The Children’s Literature Collection contains about 2,000 volumes, ranging from Indiana authors, illustrated editions, some award-winning titles, and a variety of historical materials such as prominent Indianapolis children's authors Eth Clifford, Mabel Leigh Hunt, Jean Brown Wagoner, and Guernsey Van Riper.

The Fine Printing Collection began with a substantial gift by G. Harvey Petty. Over the years additional items have been added to this collection, not only of examples of fine printing, but also of works about typography and the history of fine printing. A number of examples of local private printing are included, including those from the Grabhorn Press (originally the Studio Press) and Press of the Indiana Kid.

The Cookbook and Menu Collection was a gift from the family of Mr. Wright Marble, a local collector. The original donation included a number of 17th and 18th century English and Italian works, along with German, some Oriental, French, English and United States books published in the 19th century.
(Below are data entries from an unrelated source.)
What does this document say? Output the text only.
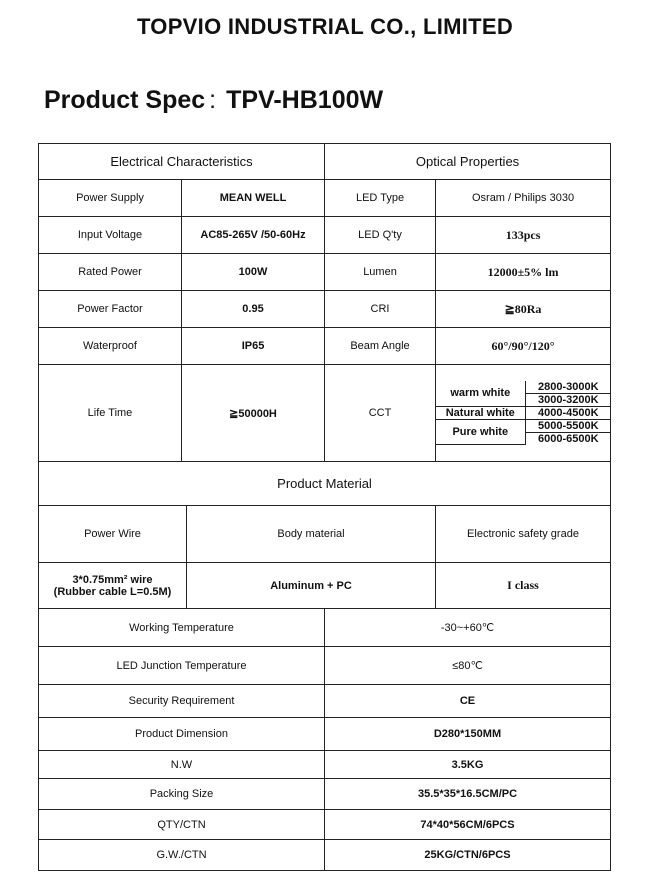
TOPVIO INDUSTRIAL CO., LIMITED
Product Spec : TPV-HB100W
Electrical Characteristics	Optical Properties
Power Supply	MEAN WELL	LED Type	Osram / Philips 3030
Input Voltage	AC85-265V /50-60Hz	LED Q'ty	133pcs
Rated Power	100W	Lumen	12000±5% lm
Power Factor	0.95	CRI	≧80Ra
Waterproof	IP65	Beam Angle	60°/90°/120°
Life Time	≧50000H	CCT	
warm white	2800-3000K
3000-3200K
Natural white	4000-4500K
Pure white	5000-5500K
6000-6500K
Product Material		
Power Wire	Body material	Electronic safety grade

3*0.75mm² wire
(Rubber cable L=0.5M)	Aluminum + PC	I class
Working Temperature	-30~+60℃
LED Junction Temperature	≤80℃
Security Requirement	CE
Product Dimension	D280*150MM
N.W	3.5KG
Packing Size	35.5*35*16.5CM/PC
QTY/CTN	74*40*56CM/6PCS
G.W./CTN	25KG/CTN/6PCS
The oldest title in the collection was published in 1542. Other locally published titles have been added over time. Another collector, Arthur H. Rumpf, donated a collection of approximately 100 historic menus, including those from railroad dining cars, hotels, and testimonial-recognition dinners. Local menus have been added over the years.

The Library also offers free access to digital versions of valuable, fragile, and hard-to-use Indianapolis Special Collections Room originals in the Indianapolis Public Library Digital Archives.